The United States Dollar, Deutsche Bank, and Other News

The United States Dollar, Deutsche Bank, and Other News

Rising COVID-19 fears fueled fears of a second wave of disease. Safety bids support the United States dollar.

Trade tensions are weighing on the economy, currently. Grim International Monetary Fund’s global growth predictions fuels demand for the yen and the franc.

Factors ranging from fears of a second wave of coronavirus to rising trade tensions fueled demand for safe-haven currencies. Thus, on Thursday, the United States dollar raised.

The United States dollar index advanced 0.1% to 97.30. Nonetheless, it remained below the 2020 high of nearly 103 in late March.

Analysts of Deutsche Bank made a note. They said that a plethora of bad news about the virus led to a significant sell-off in risk assets yesterday, in a letter. That is due to the fact that volatility returned to financial markets once again.

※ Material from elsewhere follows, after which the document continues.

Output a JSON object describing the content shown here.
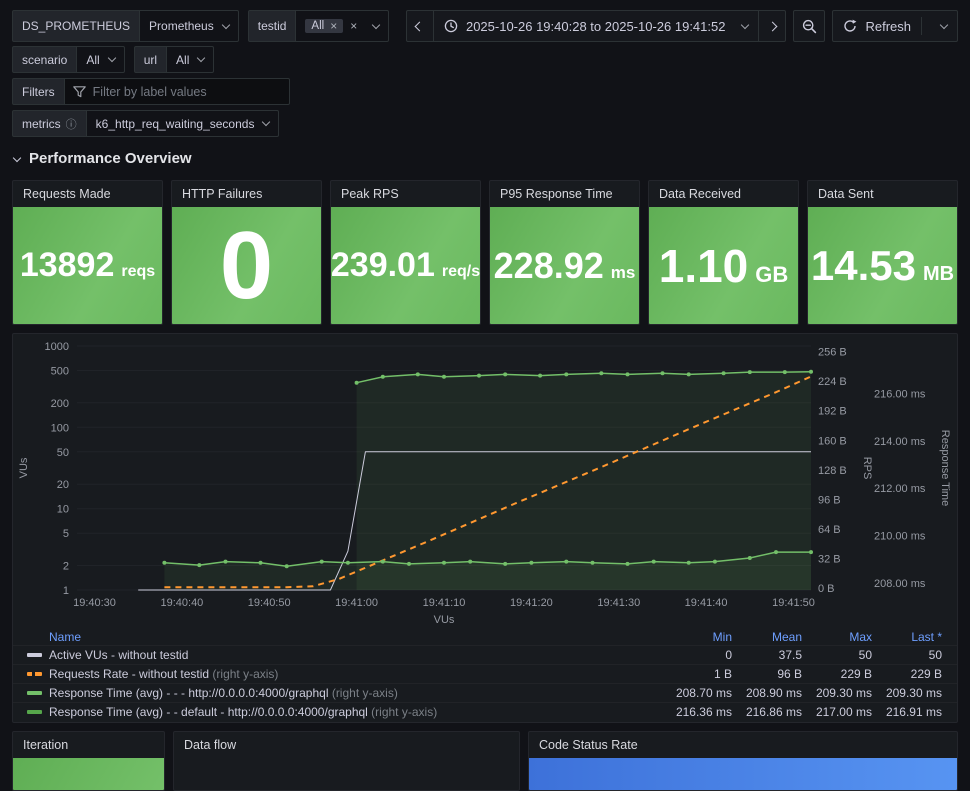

The euro fell to $1.1241. Meanwhile, the British pound retreated to $1.2410.

A resurgence of COVID-19 cases from the United States to Kyrgyzstan fueled fresh fears that the V-shaped economic recovery would mean the market was in danger.

The United States Dollar and Other News

The International Monetary Fund slashed its global output forecasts further. So, it predicted more damage from the pandemic than it had previously expected.

Also, there is one more thing that is souring the mood. There are rumors that Washington is considering changing tariff rates for various European products. That is the part of the dispute of the trading partner’s aircraft.

The United States dollar is keeping strong.

Canada’s dollar weakened. It weakened to a 10-day low versus the United States dollar. This was after it became the first country to lose its AA rating. It was the coronavirus-fueled government spending that resulted in this degradation.

Commerzbank analysts said that the far-reaching financial support that the government of Canada provided to cushion the effects of the corona lockdown has come at a cost.

A rally in oil and commodity prices supported commodity currencies. As a result, the commodity currencies fell. The Australian dollar declined for a second consecutive session, to a low of $0.6861.